从哪里开始? 我们不需要重新发明轮子。 重新整合罗莎卢森堡的开创性工作也没有什么进展。她的作品大部分都是印刷品,她的预计有多卷的整合作品的第二卷刚刚出现,这是偶然的,2019年1月将是她被法西斯主义的Freikorps在当时的右派德国社会民主党的指使下谋杀100周年纪念。
The sublime socialist makes clear that the two concepts “Reform” and “Revolution” are joined at the hip, something all wings of the socialist left tend to forget. The tragedy of social democracy for her was the Second International’s disengaging of reform from revolution in practice if not in theory, resulting in the horror of all but three member parties supporting their own national bourgeoisies’ murderous land grab efforts in the catastrophic World War One.
这个崇高的社会主义者清楚地表明,“改良”和“革命”这两个概念是时髦的,也是社会主义左派的所有分支都倾向于遗忘的。对她而言,社会民主的悲剧是第二国际在实践中将改良与革命脱离,如果不是理论上的话,导致除了三个成员党之外的所有人都支持他们自己的民族资产阶级在灾难性的第一次世界大战中为了争抢土地而屠杀。
If revolution absent reform is fools’ gold, reform absent an anticapitalist end is species extinction.

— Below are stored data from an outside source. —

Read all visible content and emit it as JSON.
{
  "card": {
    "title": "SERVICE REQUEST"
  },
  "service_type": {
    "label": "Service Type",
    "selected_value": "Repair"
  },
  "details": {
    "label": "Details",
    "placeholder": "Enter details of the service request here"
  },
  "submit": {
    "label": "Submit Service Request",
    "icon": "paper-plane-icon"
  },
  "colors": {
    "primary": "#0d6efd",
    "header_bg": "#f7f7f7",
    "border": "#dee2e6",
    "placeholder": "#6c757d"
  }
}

如果没有改良的革命就是傻瓜的黄金,那么没有反资本主义终点的改良就是物种灭绝。
As Marx and Engels put it in The Manifesto, the outcome of class struggle was “either a revolutionary reconstitution of society at large or the common ruin of the contending classes.” Pick one!
正如马克思和恩格斯在共产党宣言中所说的那样,阶级斗争的结果“要么是整个社会的革命性的重建,要么是相互竞争的阶级的共同毁灭。”选一个!
Luxemburg put it another way: “Bourgeois society stands at the crossroads, either transition to socialism or regression into barbarism.”
卢森堡用另一种方式说:“资产阶级社会站在十字路口,要么过渡到社会主义,要么退回到野蛮。”
True that! We 21st century Reds must do better.
的确如此! 我们21世纪的社会主义者们必须做得更好。